Home > Pseudomorphs – March 3 > MS1520 Goethite after Köttigite

Goethite after Köttigite - Sold

Goethite is an iron oxide hydroxide, named after German poet and philosopher Johann Wolfgang von Goethe (1749-1832). Johann Georg Lenz (1748-1832) first proposed the mineral name in his 1806 Tabellen über das gesammte Mineralreich. Köttigite is a zinc arsenate mineral, which often carries significant iron at Ojuela. Professor James Dana named köttigite in his 1850 System of Mineralogy. The mineral name honors German chemist Otto Köttig (1824-1892), who first analyzed the mineral.

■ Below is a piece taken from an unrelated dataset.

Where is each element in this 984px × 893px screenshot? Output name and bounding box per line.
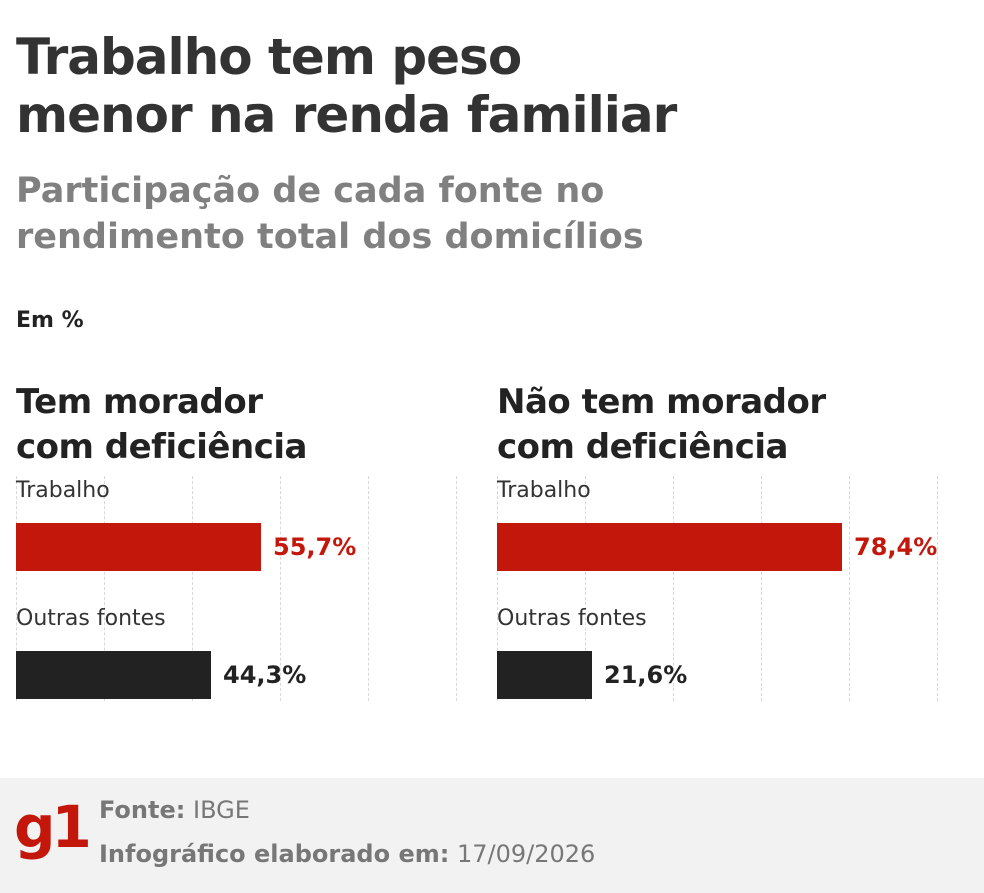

This consists of iron oxide matrix, often called limonite, mainly consisting of goethite. A spray of bladed crystals to 2.5 cm spans a tight cavity. Interestingly, the cavity is lined with microcrystals of adamite, an indication of the local presence of zinc. The bladed crystals would have consumed zinc during formation, so the presence of adamite leads to one conclusion: the zinc was leached out during pseudomorphism and redeposited as adamite microcrystals. Consequently, the pseudomorph precursor contained zinc, and hence likely was köttigite. Imagine the fabulous köttigite specimen this was before the water table dropped, permitting its oxidation.